Number of homeless families in bed and breakfasts on rise in city

Have your say

THE number of families in temporary accommodation in Edinburgh has shot up, with more homeless people being housed in bed and breakfasts than anywhere else in Scotland.

New figures also show the Capital had the most homeless people sleeping rough and hundreds of households living under threat of eviction. And although there was a slight fall in the city’s homeless total, campaign group Shelter Scotland said Edinburgh was not doing enough to meet the legal obligation, which will come in next year, to find a home for everyone who is unintentionally homeless.

The statistics show that 750 city households, including 285 with children, were in temporary accommodation at March 31 this year, compared with 661 on the same day in 2010.

And 270 of those households were being put up in B&Bs, by far the largest number of any local authority. Edinburgh also had the highest incidence of rough sleeping with 512 people saying they had slept rough the night before they applied for help – 11 per cent of all applicants, compared with under four per cent in Glasgow.

Homeless applications in Edinburgh fell from 4645 in 2009-10 to 4531 in 2010-11. And of these, 3748 – or 82.7 per cent of the total – were accepted as “priority” and therefore legally entitled to accommodation.
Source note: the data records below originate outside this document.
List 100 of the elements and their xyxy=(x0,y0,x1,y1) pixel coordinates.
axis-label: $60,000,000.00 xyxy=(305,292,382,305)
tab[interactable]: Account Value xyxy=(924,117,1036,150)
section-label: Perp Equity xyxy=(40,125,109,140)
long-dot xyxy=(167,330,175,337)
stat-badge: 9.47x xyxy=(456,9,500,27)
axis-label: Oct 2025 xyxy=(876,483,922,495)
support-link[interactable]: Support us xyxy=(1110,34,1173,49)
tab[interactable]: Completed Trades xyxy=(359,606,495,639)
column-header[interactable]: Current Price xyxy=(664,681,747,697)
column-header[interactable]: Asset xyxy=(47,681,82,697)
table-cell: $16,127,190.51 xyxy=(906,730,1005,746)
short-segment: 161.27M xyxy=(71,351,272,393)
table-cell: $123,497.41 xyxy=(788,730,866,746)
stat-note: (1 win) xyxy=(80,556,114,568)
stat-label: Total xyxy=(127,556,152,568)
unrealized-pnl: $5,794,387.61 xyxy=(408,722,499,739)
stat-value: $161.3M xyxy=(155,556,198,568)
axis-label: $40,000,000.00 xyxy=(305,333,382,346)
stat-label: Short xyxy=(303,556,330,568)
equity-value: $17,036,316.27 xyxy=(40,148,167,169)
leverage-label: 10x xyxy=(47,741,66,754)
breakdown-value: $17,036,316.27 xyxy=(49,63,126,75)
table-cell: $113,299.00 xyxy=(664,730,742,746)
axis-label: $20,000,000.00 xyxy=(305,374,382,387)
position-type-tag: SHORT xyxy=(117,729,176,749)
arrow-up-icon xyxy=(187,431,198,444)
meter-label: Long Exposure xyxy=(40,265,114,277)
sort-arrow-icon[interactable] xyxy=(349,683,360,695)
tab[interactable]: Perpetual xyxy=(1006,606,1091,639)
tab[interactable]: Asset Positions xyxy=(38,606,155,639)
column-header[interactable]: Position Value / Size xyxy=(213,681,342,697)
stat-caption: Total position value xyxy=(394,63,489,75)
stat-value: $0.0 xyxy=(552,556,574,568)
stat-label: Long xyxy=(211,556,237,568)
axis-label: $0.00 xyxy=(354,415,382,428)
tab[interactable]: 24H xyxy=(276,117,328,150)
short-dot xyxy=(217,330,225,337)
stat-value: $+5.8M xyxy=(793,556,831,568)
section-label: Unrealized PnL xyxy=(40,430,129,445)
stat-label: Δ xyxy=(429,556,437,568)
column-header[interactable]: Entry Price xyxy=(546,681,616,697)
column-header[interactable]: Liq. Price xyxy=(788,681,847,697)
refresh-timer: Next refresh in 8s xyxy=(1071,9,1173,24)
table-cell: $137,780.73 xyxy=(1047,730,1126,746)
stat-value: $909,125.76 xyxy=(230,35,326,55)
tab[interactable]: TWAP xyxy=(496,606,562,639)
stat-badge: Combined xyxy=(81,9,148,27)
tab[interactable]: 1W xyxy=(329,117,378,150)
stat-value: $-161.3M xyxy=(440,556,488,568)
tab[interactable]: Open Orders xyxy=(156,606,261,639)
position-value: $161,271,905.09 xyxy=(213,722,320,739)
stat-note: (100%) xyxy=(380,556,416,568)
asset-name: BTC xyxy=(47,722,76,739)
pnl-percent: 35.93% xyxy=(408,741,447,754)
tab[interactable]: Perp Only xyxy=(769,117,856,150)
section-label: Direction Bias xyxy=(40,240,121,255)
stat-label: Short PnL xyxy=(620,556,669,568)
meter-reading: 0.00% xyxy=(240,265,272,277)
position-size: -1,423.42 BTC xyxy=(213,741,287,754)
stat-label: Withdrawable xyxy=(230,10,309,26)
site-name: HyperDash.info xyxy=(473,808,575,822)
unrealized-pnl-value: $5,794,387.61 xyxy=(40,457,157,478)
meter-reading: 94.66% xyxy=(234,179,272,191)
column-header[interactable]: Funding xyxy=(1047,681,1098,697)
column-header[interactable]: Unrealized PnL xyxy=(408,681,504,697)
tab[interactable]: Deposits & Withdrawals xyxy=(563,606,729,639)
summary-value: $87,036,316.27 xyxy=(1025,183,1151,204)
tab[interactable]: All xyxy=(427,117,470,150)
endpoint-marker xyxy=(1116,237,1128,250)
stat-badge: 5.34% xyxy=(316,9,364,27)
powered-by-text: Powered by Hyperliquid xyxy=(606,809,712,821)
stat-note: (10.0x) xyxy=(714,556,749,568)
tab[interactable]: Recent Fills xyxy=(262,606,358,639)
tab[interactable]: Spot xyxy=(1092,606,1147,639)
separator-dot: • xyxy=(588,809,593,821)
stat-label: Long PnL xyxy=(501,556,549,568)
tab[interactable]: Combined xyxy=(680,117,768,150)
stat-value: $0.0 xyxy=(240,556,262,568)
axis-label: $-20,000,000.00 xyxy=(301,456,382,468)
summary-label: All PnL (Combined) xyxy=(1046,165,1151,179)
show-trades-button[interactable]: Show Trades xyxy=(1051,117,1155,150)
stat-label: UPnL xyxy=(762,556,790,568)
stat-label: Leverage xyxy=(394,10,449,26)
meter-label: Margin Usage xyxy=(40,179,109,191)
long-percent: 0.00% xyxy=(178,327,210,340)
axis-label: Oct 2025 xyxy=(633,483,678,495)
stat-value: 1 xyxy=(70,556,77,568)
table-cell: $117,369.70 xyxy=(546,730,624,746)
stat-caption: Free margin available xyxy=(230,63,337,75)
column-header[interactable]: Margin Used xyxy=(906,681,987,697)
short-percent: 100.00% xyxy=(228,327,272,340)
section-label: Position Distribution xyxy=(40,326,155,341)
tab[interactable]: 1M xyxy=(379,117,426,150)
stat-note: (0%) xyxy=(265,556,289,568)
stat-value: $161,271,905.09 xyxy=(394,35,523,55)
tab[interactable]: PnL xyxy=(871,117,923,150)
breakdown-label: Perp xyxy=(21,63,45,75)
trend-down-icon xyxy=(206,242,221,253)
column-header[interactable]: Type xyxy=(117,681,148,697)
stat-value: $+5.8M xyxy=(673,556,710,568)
Graeme Brown, director of Shelter Scotland, said: “Edinburgh City Council has failed to maintain progress as it works towards the 2012 homelessness commitment.

“We know times are tough and local authorities are under increasing pressure, but meeting the 2012 commitment is not a choice, it’s a legislative requirement that cannot be shirked.

“With just over a year to go until December 31, 2012, those councils who are failing to deliver need to take urgent action or Scottish Ministers should intervene.”

Shelter Scotland’s head of policy, Gordon MacRae, said it was inevitable that increased rights for homeless people meant more households finding themselves in temporary accommodation. But he said: “There is a chronic shortage of both temporary and permanent affordable housing.

“Bed and breakfast has a role to play in emergency situations but it is expensive for taxpayers and not good for tenants trying to rebuild their lives.”

A council spokesman said: “The council and its partners are increasingly focused on preventing homelessness and despite having an acute shortage of affordable housing, Edinburgh has fewer households in temporary accommodation than most other Scottish local authorities. Only 0.34 per cent of households in Edinburgh are in temporary accommodation compared to 0.47 per cent in the rest of the country.

“Quarterly statistics are misleading and vary from quarter to quarter and it is confusing to draw any conclusion from comparing just two unrelated figures. The number of homeless people reporting that they have slept rough has halved since their high point in 2003-04.”